+++ Leserbrief vom 30. September 2000 +++
zum Thema "Frauenbeauftrage für Friedrichshafen"
Schade, daß
die Aufgaben von Renate Köster in Friedrichshafen allein auf die
der Frauenbeauftragten reduziert werden. Im Gegensatz dazu umfaßt
ihr Arbeitsauftrag im Landkreis die Belange von Familien und Frauen mit
der offiziellen Bezeichnung: "Beauftragte für Frauen- und Familienfragen".
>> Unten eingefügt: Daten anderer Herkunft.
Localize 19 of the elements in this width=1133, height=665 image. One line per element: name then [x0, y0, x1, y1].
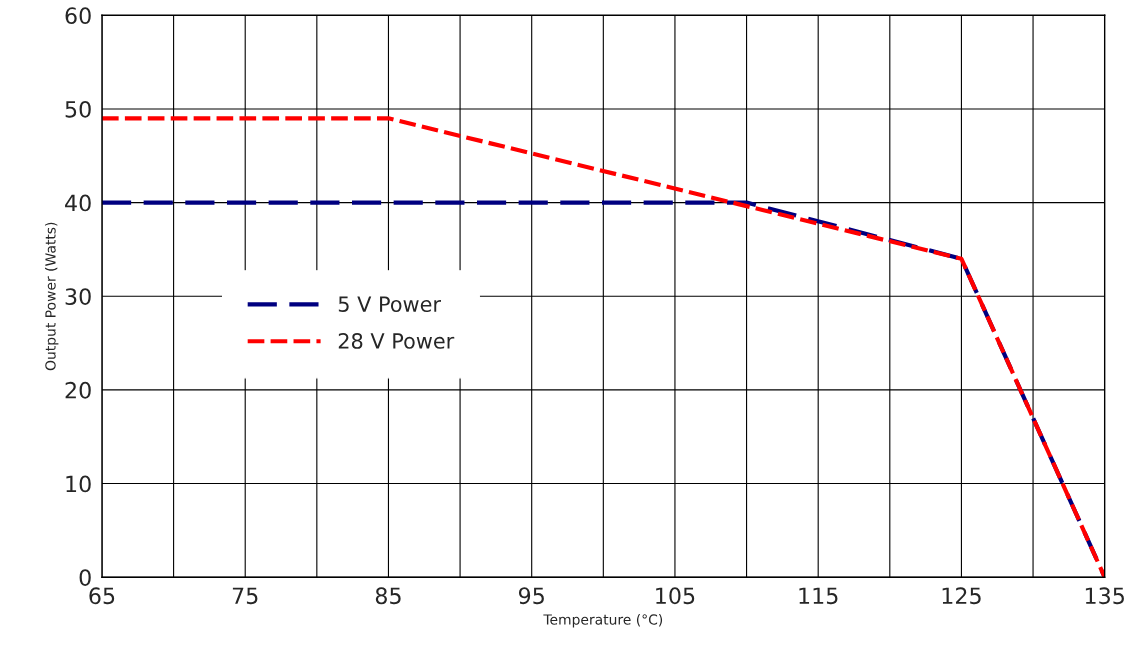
x-tick-label: 65 — [89, 587, 115, 605]
y-tick-label: 20 — [65, 381, 91, 399]
y-axis-title: Output Power (Watts) — [44, 222, 59, 371]
x-tick-label: 125 — [942, 587, 981, 605]
x-tick-label: 105 — [656, 587, 695, 605]
y-tick-label: 0 — [79, 569, 91, 586]
x-tick-label: 115 — [799, 587, 838, 605]
x-axis-title: Temperature (°C) — [543, 614, 663, 628]
x-tick-label: 85 — [375, 587, 401, 605]
x-tick-label: 95 — [518, 587, 544, 605]
y-tick-label: 60 — [65, 7, 91, 25]
y-tick-label: 40 — [65, 194, 91, 212]
x-tick-label: 135 — [1085, 587, 1124, 605]
x-tick-label: 75 — [232, 587, 258, 605]
legend-label: 5 V Power — [338, 296, 441, 312]
y-tick-label: 50 — [65, 100, 91, 118]
y-tick-label: 30 — [65, 288, 91, 306]
legend-label: 28 V Power — [338, 333, 455, 349]
y-tick-label: 10 — [66, 475, 91, 493]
Wer die Interessen von Frauen vertreten will, muß gleichzeitig die
der Familien berücksichtigen, denn die Benachteiligung von Frauen
hat ihren Ursprung eben meist in der Benachteiligung von Familien. So
hat z. B. die mangelnde Bewertung und Anerkennung von nichterwerbstätiger
Erziehungs- und Pflegearbeit vielfältige Folgewirkungen besonders
auf das Leben von Frauen. Von einer erfolgreichen kommunalen Familienpolitik,
zu der auch eine Familienbeauftragte gehört, profitiert die ganze
Gesellschaft, insbesondere Frauen. So gesehen sollte der Antrag vervollständigt
werden, damit in Friedrichshafen eine Familien- und Frauenbeauftragte
tätig werden kann, was auch im besonderen Interesse der wertorientierten
Politik des bürgerlichen und konservativen Blocks liegt.